Page MenuHomePhabricator

Describe vector layout in LangRef
Needs ReviewPublic

Authored by markus on Jan 19 2021, 5:07 AM.



As far as I can tell layout of IR vectors (especially those with sub-byte sized elements) have not been described in the documentation. This patch tries to address that using material from the comments in where the decision appears to have been taken.

Diff Detail

Event Timeline

markus created this revision.Jan 19 2021, 5:07 AM
markus requested review of this revision.Jan 19 2021, 5:07 AM
Herald added a project: Restricted Project. · View Herald TranscriptJan 19 2021, 5:07 AM
bjope added inline comments.Jan 20 2021, 2:54 AM

Maybe it is just confusing to talk about sub-byte sized elements and C language here? I mean we need to define how it works for sizes larger than a byte as well. And the IR is source language agnostic (even if the motivation here might origin from C).

We could perhaps just state that the layout is packed. And that the vector could be seen as one large iN scalar (N given by the type store size in bits of the vector), with element zero being in the most significant bits for a big-endian target and in the least significant bits for a little-endian target.

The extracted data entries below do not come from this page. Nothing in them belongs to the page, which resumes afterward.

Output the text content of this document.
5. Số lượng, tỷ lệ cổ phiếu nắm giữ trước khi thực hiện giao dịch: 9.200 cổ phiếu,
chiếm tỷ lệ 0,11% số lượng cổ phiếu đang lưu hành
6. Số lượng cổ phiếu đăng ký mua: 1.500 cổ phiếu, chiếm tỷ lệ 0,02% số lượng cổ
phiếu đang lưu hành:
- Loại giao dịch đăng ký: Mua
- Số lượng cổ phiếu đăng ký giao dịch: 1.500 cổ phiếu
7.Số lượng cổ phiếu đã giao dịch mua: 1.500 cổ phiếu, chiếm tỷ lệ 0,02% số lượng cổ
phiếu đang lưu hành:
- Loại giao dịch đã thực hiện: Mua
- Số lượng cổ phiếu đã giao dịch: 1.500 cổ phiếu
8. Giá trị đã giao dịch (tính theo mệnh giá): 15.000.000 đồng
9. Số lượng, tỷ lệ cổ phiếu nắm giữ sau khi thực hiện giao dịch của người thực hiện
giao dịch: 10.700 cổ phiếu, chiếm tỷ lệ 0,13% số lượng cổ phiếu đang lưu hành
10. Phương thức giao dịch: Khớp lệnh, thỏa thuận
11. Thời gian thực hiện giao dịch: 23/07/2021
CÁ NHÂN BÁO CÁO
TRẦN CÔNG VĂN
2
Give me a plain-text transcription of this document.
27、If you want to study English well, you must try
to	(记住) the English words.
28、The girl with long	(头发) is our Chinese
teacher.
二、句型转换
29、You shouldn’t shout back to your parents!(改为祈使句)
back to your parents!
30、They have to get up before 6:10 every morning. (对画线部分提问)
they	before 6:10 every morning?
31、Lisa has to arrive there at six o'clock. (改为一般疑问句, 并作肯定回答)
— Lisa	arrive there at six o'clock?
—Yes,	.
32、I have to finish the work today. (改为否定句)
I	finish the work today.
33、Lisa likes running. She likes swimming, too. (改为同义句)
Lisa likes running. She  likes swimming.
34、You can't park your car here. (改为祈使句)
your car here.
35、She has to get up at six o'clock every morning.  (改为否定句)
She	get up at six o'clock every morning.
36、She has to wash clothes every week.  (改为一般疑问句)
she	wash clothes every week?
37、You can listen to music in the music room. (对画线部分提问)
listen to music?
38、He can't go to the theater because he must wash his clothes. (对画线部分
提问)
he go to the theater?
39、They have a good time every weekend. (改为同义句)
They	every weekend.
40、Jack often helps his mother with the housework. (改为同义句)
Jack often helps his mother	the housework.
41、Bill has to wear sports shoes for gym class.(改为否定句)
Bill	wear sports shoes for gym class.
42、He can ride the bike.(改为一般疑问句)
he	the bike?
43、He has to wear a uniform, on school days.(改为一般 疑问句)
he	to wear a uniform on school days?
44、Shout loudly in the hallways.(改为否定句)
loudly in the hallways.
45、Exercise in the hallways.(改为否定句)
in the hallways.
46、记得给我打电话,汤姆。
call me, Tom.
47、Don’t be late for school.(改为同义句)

I guess it isn't defined where padding goes if the type size is less than the type store size (e.g. <2 x i6> has a type size that is 12 bits, but the type store size is 16 bits).


I think if it might be good to add a caveat here about bitcasts involving vector types. For example that bitcast <2 x i8> to i16 puts element zero of the vector in the least significant bits of the i16 for little-endian while element zero ends up in the most significant bits for big-endian.

That makes sense to me but before acting on it we should probably wait a while to see if the other reviewers have some feedback.

Hello. The general idea of documenting what llvm does sounds like a good idea. Alive agrees with this too, which is a good sign:

Do we know which backends support big endian? Arm and AArch64 do. Sparc, PPC, Mips, Lanai. It seems like quite a few do.

Right, perhaps we should add maintainers of those targets as reviewers since they may be more interested in documenting endianness differences than the little-endian crowd?

Added code owners for big-endian Sparc, PPC and MIPS as reviewers.

I am not sure if it is desired or even acceptable in the language reference, but my experience is that a diagram goes a long way towards explaining this. I've had to teach countless new developers here at IBM about the two vector layouts (since PPC supports both).
Something like this tends to resonate with developers:

Use a <4 x i32> vector as an example:
Memory:             Register(LE):          Register(BE):
 0x0 0x4 0x8 0xC     3  2  1  0             0  1  2  3
[A,  B,  C,  D]     [D, C, B, A]           [A, B, C, D]

As it shows both the relationship of the numbering of bytes in memory and the vector and the layout of the elements in the register.


I like the idea of comparing a vector to a scalar of the same width and stating where the elements are placed in terms of bit significance.